The Anti-Corruption Commission (ACC, দুর্নীতি দমন কমিশন) is the principal independent agency of Bangladesh charged with preventing and combating corruption. It was constituted under the Anti-Corruption Commission Act, 2004 (Act No. 5 of 2004), which came into force on 9 May 2004, replacing the ineffective Bureau of Anti-Corruption (BAC) that had functioned under the Prime Minister's Office and was widely criticised as a politically captured instrument. The ACC formally began operations on 21 November 2004. Its creation responded to mounting domestic and donor pressure, particularly after Bangladesh was ranked among the most corrupt nations in successive Transparency International Corruption Perceptions Index reports around 2001–2005. The Commission is designed to be a statutory rather than a constitutional body, deriving its independence from the security of tenure granted to its Commissioners.
The ACC is structured as a three-member body — a Chairman and two Commissioners — appointed by the President on the recommendation of a Selection Committee that includes judges of the Appellate and High Court Divisions, the Comptroller and Auditor General, and the Chairman of the Public Service Commission. Commissioners hold office for a five-year term and can be removed only on grounds and by the procedure applicable to a Supreme Court judge, insulating them from executive caprice. Under the 2004 Act and the schedule of offences it incorporates from the Prevention of Corruption Act, 1947 and the Penal Code, 1860, the ACC possesses powers to investigate, inquire, seize assets, summon witnesses, and file cases in special Anti-Corruption Tribunals. It also exercises preventive functions — scrutinising the wealth statements of public servants and recommending administrative reforms.

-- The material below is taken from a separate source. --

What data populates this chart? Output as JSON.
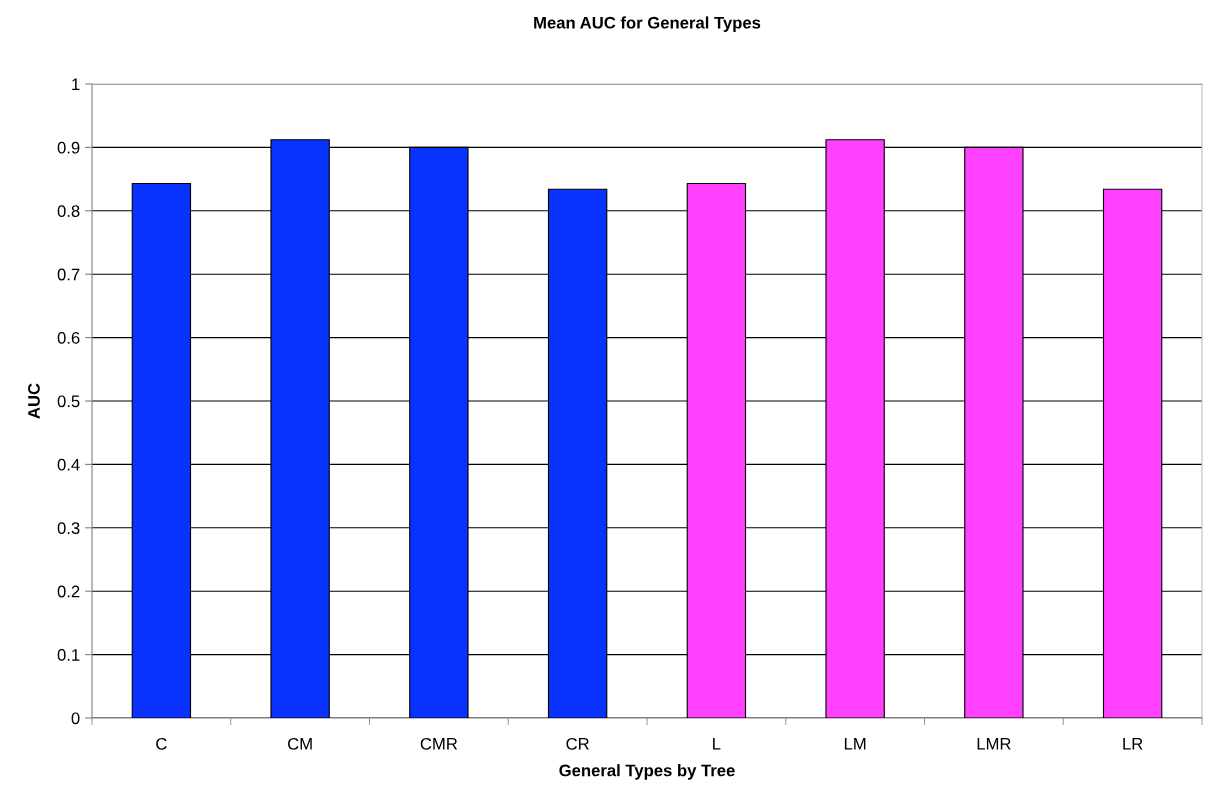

The Commission has prosecuted high-profile figures across the political spectrum, including cases against former prime ministers and senior bureaucrats, especially during the 2007–2008 Caretaker Government's anti-corruption drive. Its independence has been periodically contested: the Anti-Corruption Commission (Amendment) Act, 2013 introduced a requirement of government sanction before filing cases against public servants under Section 32A, a provision struck down by the High Court Division as ultra vires before being contested in the Appellate Division. Critics, including Transparency International Bangladesh (TIB), allege selective enforcement and executive influence. As of 2026 the ACC continues to function as the lead anti-graft authority, though debates over its autonomy, conviction rates, and the adequacy of its enforcement against politically connected accused remain live in public discourse.
For the BCS examination, the ACC is a recurring topic in the Bangladesh Affairs paper and in compulsory governance/constitutional-bodies sections. Candidates should master the founding statute (Act No. 5 of 2004), the date of operation (2004), its three-member composition, the five-judge-equivalent removal protection, and its distinction from the predecessor Bureau of Anti-Corruption. Typical question angles ask for the year of establishment, the appointing authority, the number of Commissioners, the Act under which it operates, and comparisons with constitutional bodies such as the Election Commission. Analytical questions probe its independence and the controversy surrounding the 2013 amendment, making precise statutory citation essential for full marks.
Example
In 2007, during Bangladesh's military-backed caretaker government, the Anti-Corruption Commission filed graft cases against former premiers Sheikh Hasina and Khaleda Zia as part of a sweeping anti-corruption campaign.
Frequently asked questions
The ACC was established under the Anti-Corruption Commission Act, 2004 (Act No. 5 of 2004), which came into force on 9 May 2004. It replaced the earlier Bureau of Anti-Corruption, and the Commission began operations on 21 November 2004.